Il est naturel que les Principes tiennent le devant de la scène. Mais on ne peut pas vraiment comprendre cette discussion si l’on ne jette un œil en coulisse, si on ignore par quoi l’Équité est inspirée et, dans le même temps, enchaînée.
J’ai dit ici que des Citoyens devaient être égaux en Devoirs et en Droits ; j’ai précisé, plus haut, que des Citoyens avaient le Devoir de participer à la vie de la Cité (selon ce qu’elle considère comme une participation) et le Droit de profiter de tous ses bienfaits, notamment via un droit indirect d’accéder librement au marché. Admettre que tous les Citoyens aient le Devoir de participer à la vie de la Cité ne pose guère de problème (sauf pour des gauchistes). En revanche, que tous les Citoyens — compte tenu de ce qu’implique la Citoyenneté telle que je l’ai définie — aient le droit d’accéder librement au marché, autrement dit que l’accès au marché leur soit conféré par la Citoyenneté elle-même, voilà qui paraît inconcevable et même blasphématoire ! Que des droits soient attachés à la Citoyenneté, d’accord ! Mais que le droit le plus indispensable, celui par lequel passent quasiment tous les autres, y soit de même attaché, non ! non ! et non ! Il est normal que tous les Citoyens participent à la vie de la Cité ; mais que tous puissent profiter pareillement du fruit de leur efforts combinés, n’exagérons pas ! On veut bien avoir un discours « social », mais à condition qu’il ne débouche sur rien ! On veut bien défendre la « dignité » des autres, mais à condition qu’ils ne soient jamais nos « égaux ».

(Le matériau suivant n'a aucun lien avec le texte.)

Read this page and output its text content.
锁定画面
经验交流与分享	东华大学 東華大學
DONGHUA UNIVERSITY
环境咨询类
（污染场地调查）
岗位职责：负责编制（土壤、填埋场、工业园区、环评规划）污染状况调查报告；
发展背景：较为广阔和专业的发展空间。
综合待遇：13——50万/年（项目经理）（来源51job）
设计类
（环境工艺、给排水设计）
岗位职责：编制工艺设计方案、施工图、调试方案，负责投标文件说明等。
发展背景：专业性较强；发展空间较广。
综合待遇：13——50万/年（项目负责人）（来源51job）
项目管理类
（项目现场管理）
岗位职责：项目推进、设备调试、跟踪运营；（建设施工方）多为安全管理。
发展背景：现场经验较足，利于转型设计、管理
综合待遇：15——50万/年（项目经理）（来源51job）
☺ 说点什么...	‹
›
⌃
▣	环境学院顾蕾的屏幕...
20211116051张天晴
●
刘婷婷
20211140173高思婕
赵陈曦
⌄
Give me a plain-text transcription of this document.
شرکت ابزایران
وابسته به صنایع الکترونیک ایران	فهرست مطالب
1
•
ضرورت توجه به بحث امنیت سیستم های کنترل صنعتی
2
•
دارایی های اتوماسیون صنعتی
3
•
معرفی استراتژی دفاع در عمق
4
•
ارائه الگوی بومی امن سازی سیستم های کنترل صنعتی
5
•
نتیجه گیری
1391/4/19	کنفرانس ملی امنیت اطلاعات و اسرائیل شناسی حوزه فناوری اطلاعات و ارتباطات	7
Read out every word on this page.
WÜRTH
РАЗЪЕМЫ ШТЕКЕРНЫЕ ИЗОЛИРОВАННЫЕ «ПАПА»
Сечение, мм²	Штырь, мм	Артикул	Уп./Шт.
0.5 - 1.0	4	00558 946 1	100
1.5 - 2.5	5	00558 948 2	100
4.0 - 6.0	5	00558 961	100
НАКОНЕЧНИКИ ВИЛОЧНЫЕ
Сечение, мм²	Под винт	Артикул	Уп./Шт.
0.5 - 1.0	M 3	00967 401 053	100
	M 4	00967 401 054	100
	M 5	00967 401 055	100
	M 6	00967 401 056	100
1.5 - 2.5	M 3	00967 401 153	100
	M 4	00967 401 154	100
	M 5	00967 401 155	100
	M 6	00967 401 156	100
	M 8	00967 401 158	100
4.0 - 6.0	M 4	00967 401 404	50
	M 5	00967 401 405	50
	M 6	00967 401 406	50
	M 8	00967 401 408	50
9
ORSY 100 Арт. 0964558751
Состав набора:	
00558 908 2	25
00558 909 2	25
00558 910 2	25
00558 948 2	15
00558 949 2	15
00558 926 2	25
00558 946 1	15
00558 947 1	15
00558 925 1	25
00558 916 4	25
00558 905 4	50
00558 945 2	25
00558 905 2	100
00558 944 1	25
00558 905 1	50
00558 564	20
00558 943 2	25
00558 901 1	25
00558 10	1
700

Et je n’ai pas dit le plus beau : si le droit d’accéder au marché est conféré par la Citoyenneté, c’est qu’il ne dépend plus d’une monnaie, c’est qu’il n’y a plus de monnaie, plus de prix, plus de valeur marchande, plus de pauvres, plus de riches… juste des Citoyens, comme il se doit dans une Cité. Là, c’est l’infarctus ! QUOI !!! Oser remettre en cause un système multi-millénaire qui a fait… Qui a fait quoi ? Le bonheur des hommes ? Non ! Le bonheur des « citoyens » ? Non ! Celui des peuples ? Non plus ! Alors disons qu’il a surtout permis à certains de prospérer sur le dos des uns et de piétiner dans le sang des autres ! OUI MAIS !!! Il facilite les échanges… Ha ! parce qu’il n’y aurait plus d’échanges entre des Citoyens accédant librement au marché ? MAIS ENFIN !!! Un balayeur ne peut pas gagner comme un patron ! Parce qu’un patron doit être plus Citoyen que ses employés ? Il est la Cité à lui tout seul ? Les autres sont-ils ses esclaves ou ses Concitoyens ? Mais à quelles conditions seront-ils ses Concitoyens si tous n’ont pas les mêmes Droits ?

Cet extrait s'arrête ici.